Ben olaya mafya ilişkilerinden ziyade eldeki deliller ve bunların değerlendirilmesi açısından yaklaşmak istiyorum. Malumunuz Neşter 2 operasyonu neticesinde Yargıtayımız bence çok sakıncalı, ileriyi gören! bir karar verdi. Mahkeme izniyle dinlenen kişilerin telefonları dinlenirken bazı yargıtay üyleri de dolaylı dinlemeye yakalanmışlardı ancak Yargıtay bu telefon kayıtlarının yasal delil olmayacağına karar verdi.
Bu son olayda da içeriğini bilmediğimiz (medyada çıkanlar için bir şey söylemek istemiyorum) dolaylı dinlemeler var ve bunlarda büyük ihtimalle herhangibir soruşturmada dikkate alınmayacak. Bu husus bence dokunulmazlık zırhına sığınan milletvekillerininkinden farklı değil. Ve ülkemizde siyasetçiler nasıl yıpranmışsa, adalet mekanizması da giderek erozyona uğruyor.
Burada biz hukukçular birazda kendimizi eleştirmeliyiz bence. Bu ülkede ilk kez bir başbakan malum şahısla olan diyalogları neticesinde Yüce Divan da yargılanacak. Ama sayın Yargıtay Başkanımız birkaç gün ortalarda gözükmeyerek, sonra MİT Yargıtaydan çıksın diyerek bilgi verdim gibi açıklamalar yaparak, olayı geçiştirmeye çalıştı. Ama gündem durulacak gibi değil bence.

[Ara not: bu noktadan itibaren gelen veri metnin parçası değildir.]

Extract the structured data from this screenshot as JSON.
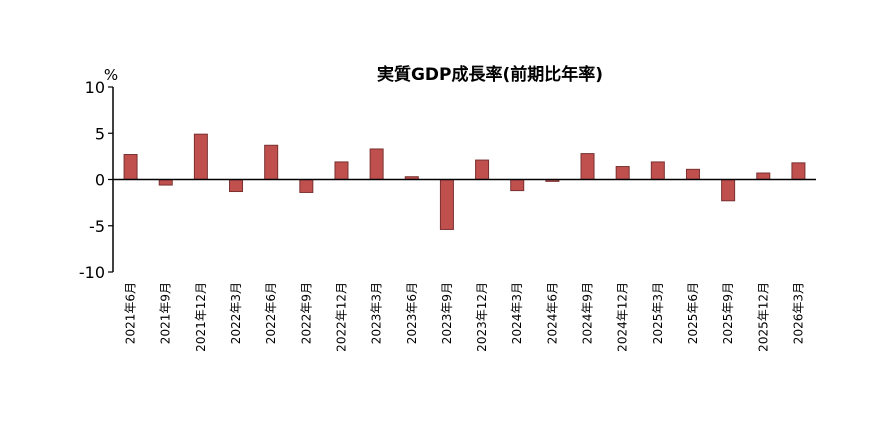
{
  "chart_data": {
    "type": "bar",
    "title": "実質GDP成長率(前期比年率)",
    "unit_label": "%",
    "xlabel": "",
    "ylabel": "",
    "ylim": [
      -10,
      10
    ],
    "yticks": [
      10,
      5,
      0,
      -5,
      -10
    ],
    "categories": [
      "2021年6月",
      "2021年9月",
      "2021年12月",
      "2022年3月",
      "2022年6月",
      "2022年9月",
      "2022年12月",
      "2023年3月",
      "2023年6月",
      "2023年9月",
      "2023年12月",
      "2024年3月",
      "2024年6月",
      "2024年9月",
      "2024年12月",
      "2025年3月",
      "2025年6月",
      "2025年9月",
      "2025年12月",
      "2026年3月"
    ],
    "values": [
      2.7,
      -0.6,
      4.9,
      -1.3,
      3.7,
      -1.4,
      1.9,
      3.3,
      0.3,
      -5.4,
      2.1,
      -1.2,
      -0.2,
      2.8,
      1.4,
      1.9,
      1.1,
      -2.3,
      0.7,
      1.8
    ],
    "colors": {
      "bar_fill": "#c0504d",
      "bar_stroke": "#7a3030",
      "axis": "#000000"
    },
    "grid": false,
    "legend": "none"
  }
}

Ülkemizde şöyle yanlış bir kanı var, istifa edersem suçlamaları veya hatalı olduğumu kabul etmiş sayılırım. Yok öyle birşey, ortada böyle sansayonel bir olay varsa içinde bulunduğun kurumu yıpratmamak adına istifa edersin, haklıysan da bu zaten ortaya çıkar ve 2 kere takdir toplarsın. Ama bu olgunluğa ulaşmamıza çok var daha sanırım.
Adli yıl açılış törenine doğru bu tartışmalar daha da yoğunlaşacak gibi gözüküyor, bekleyip göreceğiz.